There are several ways that you can adapt to prevent the risk of breast abscesses. First of all, you need to learn how to breastfeed the baby properly. Don’t rush the process up. Some simple preventive measures are;

  • Ensure that the baby is latching on to the breast properly before you begin breastfeeding
  • Refrain from wearing tight innerwear and uncomfortable clothes
  • Try to encourage the baby to drain as much milk from each breast as possible
  • You can also switch to a breast pump to pump out the milk and unblock the milk ducts
  • Wash your breasts with warm water and soap after breastfeeding
  • After breastfeeding wipe the areolas and nipples with cotton soaked in warm water or breast milk
  • Keep the skin in and around the breast moisturized.
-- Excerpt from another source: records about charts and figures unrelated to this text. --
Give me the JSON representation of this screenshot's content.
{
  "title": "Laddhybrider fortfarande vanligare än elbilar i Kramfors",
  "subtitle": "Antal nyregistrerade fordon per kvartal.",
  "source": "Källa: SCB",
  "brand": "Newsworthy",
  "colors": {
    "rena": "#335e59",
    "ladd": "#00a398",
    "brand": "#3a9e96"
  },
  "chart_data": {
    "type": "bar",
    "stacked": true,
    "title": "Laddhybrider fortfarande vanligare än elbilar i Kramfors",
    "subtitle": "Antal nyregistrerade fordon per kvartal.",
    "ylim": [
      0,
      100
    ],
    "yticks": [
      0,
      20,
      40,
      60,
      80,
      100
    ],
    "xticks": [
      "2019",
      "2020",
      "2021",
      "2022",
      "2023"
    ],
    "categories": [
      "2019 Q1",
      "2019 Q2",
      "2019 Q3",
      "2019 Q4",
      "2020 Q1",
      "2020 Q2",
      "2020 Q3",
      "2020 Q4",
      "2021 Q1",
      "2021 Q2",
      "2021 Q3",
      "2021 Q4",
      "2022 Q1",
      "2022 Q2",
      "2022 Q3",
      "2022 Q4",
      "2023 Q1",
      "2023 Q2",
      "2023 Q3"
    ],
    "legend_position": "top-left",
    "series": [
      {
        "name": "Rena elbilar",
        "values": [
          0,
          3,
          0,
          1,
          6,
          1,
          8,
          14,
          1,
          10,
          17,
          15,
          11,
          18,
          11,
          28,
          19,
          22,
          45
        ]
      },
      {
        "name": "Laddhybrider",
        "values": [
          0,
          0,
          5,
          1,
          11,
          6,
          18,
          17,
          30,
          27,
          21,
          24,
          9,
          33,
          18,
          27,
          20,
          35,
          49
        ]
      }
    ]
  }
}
Apply lanolin cream daily on the nipples to prevent cracking

The Bottom Line

The best way to deal with breast abscesses is constant self-examination, self-care, and awareness of your body. Look out for any lumps in and around the areolas, be in touch with your gynecologist in case you see rashes, redness, experience inflammation or pain in and around the breasts during or after breastfeeding. Also, maintain your personal hygiene, avoid wearing tight bras especially after pregnancy and follow an overall healthy lifestyle.